I. V. Staline
Discours prononcé à l’ouverture
de la conférence des communistes des peuples turks de la RSFSR [1]

(1er janvier 1921)

Pravda [La Vérité] n° 6,
12 janvier 1921

(Procès-verbal)

 

En ouvrant la conférence, le camarade Staline note que l’activité du Bureau central, soumis à renouvèlement, n’a pas été satisfaisante; puis il analyse brièvement les conditions dans lesquelles le communisme se développe chez les peuples turks de la RSFSR.

En Russie, le développement du communisme repose sur un long passé, ‑ plusieurs dizaines d’années ‑ , d’activité et de lutte théoriques au sein du socialisme russe. Cette lutte a eu pour résultat la formation d’un groupe cohérent d’éléments dirigeants, assez forts en théorie et assez fermes sur les principes pour entrainer à leur suite les masses du Parti.

Il en va autrement dans l’est de notre pays : là, le communisme vient de naitre dans le cours même de la lutte révolutionnaire pratique pour le socialisme, sans phase théorique préalable. D’où la faiblesse théorique du communisme turk, faiblesse que l’on ne pourra faire disparaitre qu’en créant une littérature théorique communiste dans les langues turkes de notre pays.

Dans l’histoire du communisme russe, la lutte contre la déviation nationaliste n’a jamais eu beaucoup d’importance. Appartenant dans le passé à la nation dirigeante, les Russes en général, et les communistes russes en particulier, n’ont pas connu l’oppression nationale; ils n’ont pas, somme toute, eu affaire à des tendances nationalistes dans leur milieu, exception faite de quelques penchants au "chauvinisme impérialiste". C’est pourquoi ils n’ont pas eu, ‑ ou peu s’en faut, ‑ à surmonter ces tendances.

Il en va autrement pour les communistes turks : fils de peuples qui ont été opprimés, qui ont passé par le stade de l’oppression nationale, ils ont toujours eu, et ont encore affaire dans leur milieu à une déviation nationaliste, aux survivances nationalistes, dont l’élimination constitue leur tâche actuelle. Il n’est pas douteux que cette circonstance ralentit la cristallisation du communisme dans l’est de notre pays.

Mais dans l’Est, le communisme jouit aussi d’un avantage. Pour la mise en œuvre pratique du socialisme, les communistes russes ne pouvaient profiter, ‑ ou presque pas, ‑ de l’expérience des pays avancés d’Europe (l’Europe a été surtout une école de lutte parlementaire), si bien qu’ils ont dû frayer la voie au socialisme, pour ainsi dire, par leurs propres moyens, et au prix d’erreurs inévitables.
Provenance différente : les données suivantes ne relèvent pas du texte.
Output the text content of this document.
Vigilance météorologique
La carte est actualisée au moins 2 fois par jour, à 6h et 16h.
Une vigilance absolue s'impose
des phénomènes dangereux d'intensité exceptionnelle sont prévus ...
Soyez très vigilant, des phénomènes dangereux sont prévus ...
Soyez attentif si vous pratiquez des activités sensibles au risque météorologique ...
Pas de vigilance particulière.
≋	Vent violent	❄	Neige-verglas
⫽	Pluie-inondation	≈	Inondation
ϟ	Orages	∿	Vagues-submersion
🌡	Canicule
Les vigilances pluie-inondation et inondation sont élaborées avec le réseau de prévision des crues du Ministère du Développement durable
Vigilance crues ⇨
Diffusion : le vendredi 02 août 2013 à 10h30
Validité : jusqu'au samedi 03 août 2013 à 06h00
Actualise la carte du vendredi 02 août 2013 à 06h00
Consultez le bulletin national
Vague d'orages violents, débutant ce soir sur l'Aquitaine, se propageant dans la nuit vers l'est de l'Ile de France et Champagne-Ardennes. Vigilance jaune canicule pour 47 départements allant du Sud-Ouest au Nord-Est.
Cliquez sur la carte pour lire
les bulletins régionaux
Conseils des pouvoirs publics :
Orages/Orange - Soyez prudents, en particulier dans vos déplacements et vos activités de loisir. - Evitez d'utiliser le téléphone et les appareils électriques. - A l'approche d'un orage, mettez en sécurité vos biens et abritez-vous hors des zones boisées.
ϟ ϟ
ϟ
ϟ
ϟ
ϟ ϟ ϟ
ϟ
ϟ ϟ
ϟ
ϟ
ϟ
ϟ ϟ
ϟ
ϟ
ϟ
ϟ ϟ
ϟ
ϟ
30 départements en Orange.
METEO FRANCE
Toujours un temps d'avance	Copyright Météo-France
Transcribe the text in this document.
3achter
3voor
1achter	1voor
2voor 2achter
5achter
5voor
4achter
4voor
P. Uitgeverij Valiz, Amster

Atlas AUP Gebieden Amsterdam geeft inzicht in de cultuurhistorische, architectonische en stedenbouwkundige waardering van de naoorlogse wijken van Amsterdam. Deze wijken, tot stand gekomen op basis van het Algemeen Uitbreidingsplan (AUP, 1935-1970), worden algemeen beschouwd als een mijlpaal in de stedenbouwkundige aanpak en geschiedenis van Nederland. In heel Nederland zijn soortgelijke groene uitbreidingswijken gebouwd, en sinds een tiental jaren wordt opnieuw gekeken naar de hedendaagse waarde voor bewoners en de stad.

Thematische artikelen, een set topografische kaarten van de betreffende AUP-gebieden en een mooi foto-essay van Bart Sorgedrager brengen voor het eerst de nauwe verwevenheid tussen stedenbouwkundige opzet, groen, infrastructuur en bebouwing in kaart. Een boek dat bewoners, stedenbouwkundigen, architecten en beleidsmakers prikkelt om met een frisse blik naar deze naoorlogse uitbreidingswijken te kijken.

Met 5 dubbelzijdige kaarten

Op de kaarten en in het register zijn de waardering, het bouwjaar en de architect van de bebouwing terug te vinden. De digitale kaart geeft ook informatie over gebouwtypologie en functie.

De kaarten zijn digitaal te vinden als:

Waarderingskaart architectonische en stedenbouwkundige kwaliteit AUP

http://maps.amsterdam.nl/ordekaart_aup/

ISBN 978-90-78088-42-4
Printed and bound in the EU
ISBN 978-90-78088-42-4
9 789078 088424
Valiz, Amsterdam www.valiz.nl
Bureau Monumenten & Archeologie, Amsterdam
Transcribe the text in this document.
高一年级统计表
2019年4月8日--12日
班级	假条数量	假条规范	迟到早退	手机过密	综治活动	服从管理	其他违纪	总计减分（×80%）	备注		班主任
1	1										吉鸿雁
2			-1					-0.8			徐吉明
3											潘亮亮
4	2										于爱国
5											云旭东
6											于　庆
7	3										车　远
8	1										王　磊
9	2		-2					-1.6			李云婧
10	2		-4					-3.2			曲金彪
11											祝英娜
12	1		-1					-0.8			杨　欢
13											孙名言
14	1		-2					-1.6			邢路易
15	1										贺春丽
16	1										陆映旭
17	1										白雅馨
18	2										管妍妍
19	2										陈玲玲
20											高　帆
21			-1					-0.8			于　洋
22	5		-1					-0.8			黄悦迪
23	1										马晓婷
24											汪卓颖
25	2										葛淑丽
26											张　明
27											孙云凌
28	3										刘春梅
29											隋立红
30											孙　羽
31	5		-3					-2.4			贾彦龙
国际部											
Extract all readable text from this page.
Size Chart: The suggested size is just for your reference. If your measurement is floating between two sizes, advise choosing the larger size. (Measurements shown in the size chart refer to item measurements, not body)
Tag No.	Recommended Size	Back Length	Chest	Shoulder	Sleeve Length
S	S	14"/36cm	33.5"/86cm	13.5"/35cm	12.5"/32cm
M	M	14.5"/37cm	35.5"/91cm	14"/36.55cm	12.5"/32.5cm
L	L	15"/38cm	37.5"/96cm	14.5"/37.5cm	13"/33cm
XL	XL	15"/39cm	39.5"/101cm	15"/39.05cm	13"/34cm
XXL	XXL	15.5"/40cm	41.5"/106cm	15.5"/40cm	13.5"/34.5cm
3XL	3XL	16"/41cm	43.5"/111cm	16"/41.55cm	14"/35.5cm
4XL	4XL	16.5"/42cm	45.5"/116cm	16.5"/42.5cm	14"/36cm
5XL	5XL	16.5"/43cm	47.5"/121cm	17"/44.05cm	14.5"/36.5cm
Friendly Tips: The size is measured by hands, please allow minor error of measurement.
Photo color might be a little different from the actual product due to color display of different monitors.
Il en va autrement pour le communisme turk : il s’est constitué dans le cours de la lutte pratique pour le socialisme, au coude à coude avec les camarades russes, et il a pu ainsi profiter de l’expérience pratique de ces derniers, en évitant des erreurs. Cette circonstance nous garantit que, dans l’Est, le communisme a toutes les chances de se développer et de se renforcer à un rythme rapide.

Toutes ces circonstances ont déterminé la politique relativement indulgente du Comité central du Parti à l’égard du communisme turk, encore jeune, politique qui vise à aider les éléments communistes fermes de l’Est dans leur lutte contre les faiblesses et les insuffisances que je viens d’évoquer.

Le Bureau central constitue l’appareil par l’intermédiaire duquel il faut appliquer les mesures de lutte contre les survivances nationalistes et les mesures de renforcement du communisme sur le plan théorique dans l’est de notre pays.

 

Notes



[1]. Source : I. V. Staline, Oeuvres, tome 5 (1921‑1923); Paris, Nouveau Bureau d’Édition, 1980; p. 15‑16.